Captured by the Red Army and subjected to treatment that echoes the violence meted out to the Chinese in the first film, Kaji and his protégé Terada resist the Japanese officers who run their work camp in cooperation with Soviet forces. While such resistance amounts to no more than picking through the Russians’ garbage for scraps of food and wearing gunnysacks to protect them from increasingly colder weather, Kaji is branded a saboteur and judged by a Soviet tribunal to harsh labour. With a corrupt translator and no other means of talking to the Russian officers with whom he feels ideological sympathies, Kaji becomes increasingly disillusioned by conditions in the camp and with Communist orthodoxy. When Terada is driven to exhaustion and death by harsh treatment from the collaborating officer Kirihara, Kaji decides to kill the man and then escape the camp alone. Still dreaming of finding his wife and abused as a worthless beggar and as a “Japanese devil” by the Chinese peasants of whom he begs mercy, Kaji eventually succumbs to the cold and dies in the vast winter wasteland covered in snow.

Cast

  • Tatsuya Nakadai … Kaji.
  • Kin Sugai.
  • Kyoko Kishida … Ryuko.
  • Yūsuke Kawazu.
  • Nobuo Kaneko.
  • Akira Yamauchi.
  • Michiyo Aratama … Michiko.
  • Hideko Takamine.

Release

The film was released in 1961, while shown at various film festivals internationally. All-night marathons of the film were occasionally shown in Japan; screenings with Tatsuya Nakadai in attendance typically sold out. In 1999, Image Entertainment released A Soldier’s Prayer (as well as the rest of the trilogy) on region 0 DVDs. These discs were noted for their poor image quality, cropped aspect ratio, lacklustre sound, paraphrased English subtitle translation, and absence of extras. On 08 September 2009, The Criterion Collection released the film (again with the rest of the trilogy) with a brand new restoration, improved translation, a bonus disc with interviews, and a 12-page supplementary booklet. Arrow Video released a dual-format (Blu-ray and DVD) edition of the film and the rest of the trilogy in September 2016. The six-disc set includes an introduction and select scene commentary by film critic Philip Kemp, theatrical trailers, and a booklet with a new writing by David Desser.

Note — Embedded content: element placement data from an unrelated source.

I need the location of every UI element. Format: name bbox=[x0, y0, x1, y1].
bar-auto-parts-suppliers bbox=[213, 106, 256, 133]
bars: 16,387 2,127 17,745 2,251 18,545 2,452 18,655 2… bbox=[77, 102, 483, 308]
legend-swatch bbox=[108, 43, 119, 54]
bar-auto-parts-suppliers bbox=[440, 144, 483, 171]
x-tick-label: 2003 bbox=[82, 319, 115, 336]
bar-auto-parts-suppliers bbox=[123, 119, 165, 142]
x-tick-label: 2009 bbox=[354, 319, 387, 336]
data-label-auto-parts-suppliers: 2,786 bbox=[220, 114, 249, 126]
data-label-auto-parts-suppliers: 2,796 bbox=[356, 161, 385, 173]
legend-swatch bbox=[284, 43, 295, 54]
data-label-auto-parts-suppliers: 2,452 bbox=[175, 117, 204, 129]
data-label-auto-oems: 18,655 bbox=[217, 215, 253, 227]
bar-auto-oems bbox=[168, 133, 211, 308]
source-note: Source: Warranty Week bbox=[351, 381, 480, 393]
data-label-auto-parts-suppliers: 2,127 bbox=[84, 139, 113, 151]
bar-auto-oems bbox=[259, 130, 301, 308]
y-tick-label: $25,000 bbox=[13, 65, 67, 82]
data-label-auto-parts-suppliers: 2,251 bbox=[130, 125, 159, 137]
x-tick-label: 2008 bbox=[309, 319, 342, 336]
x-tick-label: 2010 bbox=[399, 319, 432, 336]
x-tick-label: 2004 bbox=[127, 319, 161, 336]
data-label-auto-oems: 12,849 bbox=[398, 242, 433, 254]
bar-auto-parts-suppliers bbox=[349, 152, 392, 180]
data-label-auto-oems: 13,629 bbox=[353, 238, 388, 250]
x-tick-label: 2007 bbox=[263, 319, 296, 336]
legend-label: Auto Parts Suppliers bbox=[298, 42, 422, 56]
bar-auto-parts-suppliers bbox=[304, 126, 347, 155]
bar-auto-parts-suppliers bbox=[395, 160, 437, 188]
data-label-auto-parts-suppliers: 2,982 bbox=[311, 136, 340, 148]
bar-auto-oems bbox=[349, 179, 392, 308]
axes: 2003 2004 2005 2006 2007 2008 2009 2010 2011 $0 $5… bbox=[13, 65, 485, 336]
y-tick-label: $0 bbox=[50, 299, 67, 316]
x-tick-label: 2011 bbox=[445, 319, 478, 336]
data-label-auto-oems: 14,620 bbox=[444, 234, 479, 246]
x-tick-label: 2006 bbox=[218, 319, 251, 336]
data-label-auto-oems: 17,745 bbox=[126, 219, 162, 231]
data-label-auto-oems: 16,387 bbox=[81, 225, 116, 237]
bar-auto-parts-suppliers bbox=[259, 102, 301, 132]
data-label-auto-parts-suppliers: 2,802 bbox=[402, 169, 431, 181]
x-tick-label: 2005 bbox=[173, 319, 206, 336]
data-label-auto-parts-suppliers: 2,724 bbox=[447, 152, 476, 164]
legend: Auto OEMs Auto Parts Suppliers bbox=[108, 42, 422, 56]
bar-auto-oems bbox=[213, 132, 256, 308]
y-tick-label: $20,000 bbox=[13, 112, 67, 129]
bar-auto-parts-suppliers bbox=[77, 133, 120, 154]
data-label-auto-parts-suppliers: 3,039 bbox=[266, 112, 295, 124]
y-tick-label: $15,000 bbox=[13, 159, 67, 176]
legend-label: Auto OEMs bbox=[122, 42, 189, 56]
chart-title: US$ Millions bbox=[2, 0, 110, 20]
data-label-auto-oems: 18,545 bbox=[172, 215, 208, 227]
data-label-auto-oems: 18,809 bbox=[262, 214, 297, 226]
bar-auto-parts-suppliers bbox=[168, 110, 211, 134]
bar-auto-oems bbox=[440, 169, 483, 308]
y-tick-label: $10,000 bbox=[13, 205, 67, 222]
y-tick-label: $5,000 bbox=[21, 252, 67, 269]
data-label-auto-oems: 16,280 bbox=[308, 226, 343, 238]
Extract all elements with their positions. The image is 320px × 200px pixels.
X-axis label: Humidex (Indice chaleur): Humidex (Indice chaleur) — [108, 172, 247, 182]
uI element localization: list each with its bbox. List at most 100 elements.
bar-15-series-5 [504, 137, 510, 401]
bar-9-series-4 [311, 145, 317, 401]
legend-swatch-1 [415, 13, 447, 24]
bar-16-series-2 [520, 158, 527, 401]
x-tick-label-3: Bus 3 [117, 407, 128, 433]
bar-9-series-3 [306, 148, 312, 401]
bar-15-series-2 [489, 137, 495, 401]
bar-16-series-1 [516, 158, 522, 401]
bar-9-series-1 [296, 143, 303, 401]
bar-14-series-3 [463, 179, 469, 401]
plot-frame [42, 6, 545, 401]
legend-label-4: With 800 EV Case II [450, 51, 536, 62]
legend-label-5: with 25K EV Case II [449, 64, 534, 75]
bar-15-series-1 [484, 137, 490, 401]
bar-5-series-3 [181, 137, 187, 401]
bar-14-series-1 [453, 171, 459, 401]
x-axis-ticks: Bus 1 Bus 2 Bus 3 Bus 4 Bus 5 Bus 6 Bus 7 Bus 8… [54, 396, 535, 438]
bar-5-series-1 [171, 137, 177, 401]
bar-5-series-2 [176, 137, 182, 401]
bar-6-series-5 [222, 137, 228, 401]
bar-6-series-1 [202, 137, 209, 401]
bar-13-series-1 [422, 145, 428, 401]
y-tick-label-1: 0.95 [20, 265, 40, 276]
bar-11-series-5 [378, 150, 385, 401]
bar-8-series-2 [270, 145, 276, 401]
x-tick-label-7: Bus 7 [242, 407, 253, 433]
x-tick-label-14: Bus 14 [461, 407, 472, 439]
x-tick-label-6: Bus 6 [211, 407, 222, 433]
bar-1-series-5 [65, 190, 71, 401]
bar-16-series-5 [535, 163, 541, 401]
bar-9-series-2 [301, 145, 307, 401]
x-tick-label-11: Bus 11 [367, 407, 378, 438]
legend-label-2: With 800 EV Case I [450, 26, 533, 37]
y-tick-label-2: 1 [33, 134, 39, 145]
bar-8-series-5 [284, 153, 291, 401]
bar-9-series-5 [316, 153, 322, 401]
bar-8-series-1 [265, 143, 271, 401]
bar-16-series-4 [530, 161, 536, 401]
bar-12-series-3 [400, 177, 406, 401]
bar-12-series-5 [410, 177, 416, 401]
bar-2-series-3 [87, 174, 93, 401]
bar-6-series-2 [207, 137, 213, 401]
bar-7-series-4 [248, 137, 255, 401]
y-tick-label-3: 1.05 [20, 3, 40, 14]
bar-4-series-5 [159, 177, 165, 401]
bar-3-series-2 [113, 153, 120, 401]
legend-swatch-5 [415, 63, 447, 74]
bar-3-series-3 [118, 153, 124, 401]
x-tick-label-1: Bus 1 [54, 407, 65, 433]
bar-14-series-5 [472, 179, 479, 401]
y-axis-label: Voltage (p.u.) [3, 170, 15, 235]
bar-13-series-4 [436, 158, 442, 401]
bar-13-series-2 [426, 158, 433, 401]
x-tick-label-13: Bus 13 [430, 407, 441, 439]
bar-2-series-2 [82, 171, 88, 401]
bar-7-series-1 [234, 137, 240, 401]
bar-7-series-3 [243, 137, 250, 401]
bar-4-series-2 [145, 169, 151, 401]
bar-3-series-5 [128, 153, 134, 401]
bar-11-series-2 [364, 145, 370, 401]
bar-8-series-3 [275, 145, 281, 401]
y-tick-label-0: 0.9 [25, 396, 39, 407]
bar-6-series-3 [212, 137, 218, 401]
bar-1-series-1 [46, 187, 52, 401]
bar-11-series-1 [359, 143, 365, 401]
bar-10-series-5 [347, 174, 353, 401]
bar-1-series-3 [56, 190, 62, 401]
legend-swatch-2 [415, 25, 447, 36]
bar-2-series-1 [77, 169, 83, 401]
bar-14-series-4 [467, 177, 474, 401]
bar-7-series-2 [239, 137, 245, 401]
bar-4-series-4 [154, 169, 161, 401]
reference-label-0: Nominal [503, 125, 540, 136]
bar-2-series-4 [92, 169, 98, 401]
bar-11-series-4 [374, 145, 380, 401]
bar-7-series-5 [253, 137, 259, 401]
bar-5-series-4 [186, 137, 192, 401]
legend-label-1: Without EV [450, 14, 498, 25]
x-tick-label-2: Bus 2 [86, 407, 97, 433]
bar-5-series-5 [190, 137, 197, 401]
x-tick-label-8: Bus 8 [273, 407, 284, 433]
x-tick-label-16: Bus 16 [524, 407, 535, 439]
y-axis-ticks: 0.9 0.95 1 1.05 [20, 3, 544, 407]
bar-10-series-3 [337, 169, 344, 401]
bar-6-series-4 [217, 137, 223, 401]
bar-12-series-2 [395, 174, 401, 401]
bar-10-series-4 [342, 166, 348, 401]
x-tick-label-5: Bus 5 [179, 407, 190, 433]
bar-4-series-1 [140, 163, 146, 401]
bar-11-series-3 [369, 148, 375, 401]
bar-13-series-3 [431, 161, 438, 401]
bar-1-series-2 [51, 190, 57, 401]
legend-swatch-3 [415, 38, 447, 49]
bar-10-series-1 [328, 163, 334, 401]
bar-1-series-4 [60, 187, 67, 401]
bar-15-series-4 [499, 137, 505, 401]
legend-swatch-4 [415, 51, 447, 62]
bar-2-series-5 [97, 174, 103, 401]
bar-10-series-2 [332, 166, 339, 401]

The film has been considered the best of the trilogy by critics.

The Human Condition Series

Production & Filming Details

  • Director(s):
    • Masaki Kobayashi.
  • Producer(s):
    • Shigeru Wakatsuki (all parts).
    • Masaki Kobayashi (II and III only).
  • Writer(s):
    • Masaki Kobayashi (all parts).
    • Zenzo Matsuyama (all parts).
    • Koichi Inagaki (III only).
  • Music:
    • Chuji Kinoshita.
  • Cinematography:
    • Yoshio Miyajima.
  • Editor(s):
    • Keiichi Uraoka.
  • Production:
    • Ninjin Club.
  • Distributor(s):
    • Shochiku.
  • Release Date:
    • Part 01: 15 January 1959.
    • Part 02: 20 November 1959.
    • Part 03: 28 January 1961.
  • Rating: 18.
  • Running Time:
    • All Parts: 579 minutes.
    • Part 01: 208 minutes.
    • Part 02: 181 minutes.
    • Part 03: 190 minutes.
  • Country: Japan.
  • Language: Japanese, Mandarin, and Russian.